Nor did Dodd raise any management questions when prospective bank regulators came before his committee -- even when the regulators did not have significant management experience. In the two years prior to his assuming the chairmanship in 2007, the heads of the Federal Reserve, the Federal Deposit Insurance Corporation, Office of Thrift Supervision, Office of the Comptroller of the Currency, and a prior chief of the SEC all came before his committee. Each time, Dodd declined to ask about their experience running bureaucracies, a review of transcripts shows.
In fact, Dodd didn't even show up for two of those hearings....
Dodd never raised similar questions when it came to bank regulators' perceived lack of management experience. For instance, Dugan and Bair had top positions in the Treasury Department, but neither ran an organization on their own. Cox was an attorney and longtime member of Congress, but he, too, never oversaw a bureaucracy.
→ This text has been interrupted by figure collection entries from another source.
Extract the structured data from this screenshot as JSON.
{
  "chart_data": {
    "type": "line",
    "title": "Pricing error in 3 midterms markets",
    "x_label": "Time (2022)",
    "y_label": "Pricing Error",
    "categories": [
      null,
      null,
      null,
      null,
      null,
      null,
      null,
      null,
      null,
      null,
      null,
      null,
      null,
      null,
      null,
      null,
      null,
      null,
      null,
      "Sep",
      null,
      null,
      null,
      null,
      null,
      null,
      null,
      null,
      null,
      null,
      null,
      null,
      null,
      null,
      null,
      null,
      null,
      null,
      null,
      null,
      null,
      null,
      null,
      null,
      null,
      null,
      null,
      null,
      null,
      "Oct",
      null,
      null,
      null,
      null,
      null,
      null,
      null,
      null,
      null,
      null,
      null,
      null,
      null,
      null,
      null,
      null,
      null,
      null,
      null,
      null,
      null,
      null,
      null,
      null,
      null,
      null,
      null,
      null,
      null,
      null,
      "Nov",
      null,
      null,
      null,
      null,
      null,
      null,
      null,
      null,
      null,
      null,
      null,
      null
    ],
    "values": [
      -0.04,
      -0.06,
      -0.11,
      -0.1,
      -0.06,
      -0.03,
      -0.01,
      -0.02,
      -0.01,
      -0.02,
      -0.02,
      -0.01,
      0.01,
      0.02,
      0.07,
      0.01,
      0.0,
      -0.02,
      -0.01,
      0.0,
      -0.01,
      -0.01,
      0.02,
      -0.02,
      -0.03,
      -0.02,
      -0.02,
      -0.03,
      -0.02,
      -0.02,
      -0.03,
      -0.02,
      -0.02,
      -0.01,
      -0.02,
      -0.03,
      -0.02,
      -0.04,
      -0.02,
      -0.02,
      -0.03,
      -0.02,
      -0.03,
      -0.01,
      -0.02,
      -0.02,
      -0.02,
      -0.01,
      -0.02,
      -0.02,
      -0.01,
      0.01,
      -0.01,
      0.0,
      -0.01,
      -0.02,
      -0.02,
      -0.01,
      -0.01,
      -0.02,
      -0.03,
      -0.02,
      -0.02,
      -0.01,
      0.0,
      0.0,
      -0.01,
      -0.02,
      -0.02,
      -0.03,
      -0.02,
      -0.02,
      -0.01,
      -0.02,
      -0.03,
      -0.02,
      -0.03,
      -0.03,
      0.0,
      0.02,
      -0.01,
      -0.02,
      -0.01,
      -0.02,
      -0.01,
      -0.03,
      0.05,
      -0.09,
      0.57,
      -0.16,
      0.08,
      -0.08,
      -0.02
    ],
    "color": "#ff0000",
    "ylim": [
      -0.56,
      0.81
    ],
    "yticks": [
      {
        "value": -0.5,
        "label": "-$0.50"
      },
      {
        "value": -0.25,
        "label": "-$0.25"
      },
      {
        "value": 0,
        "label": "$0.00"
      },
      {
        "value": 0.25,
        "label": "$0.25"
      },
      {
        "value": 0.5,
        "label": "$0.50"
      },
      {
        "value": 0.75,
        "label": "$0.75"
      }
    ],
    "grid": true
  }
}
Dodd didn't speak on the record at Bair's confirmation hearing, nor did he submit any written questions for the record, documents show.
Dodd, through a spokesman, declined to comment for this article.
Dodd could be carrying the water for other Senate Dems who would prefer not to see a really tough watchdog in this position, or it could be his last legislative favor to an industry where he might be thinking he ends up after leaving the Senate. Either way, it's not doing his legacy much good, particularly after this examination of his record. Perhaps if he'd been willing to subject the bank regulators' management experience to the same scrutiny as Elizabeth Warren, we wouldn't so urgently need a consumer watchdog in Treasury.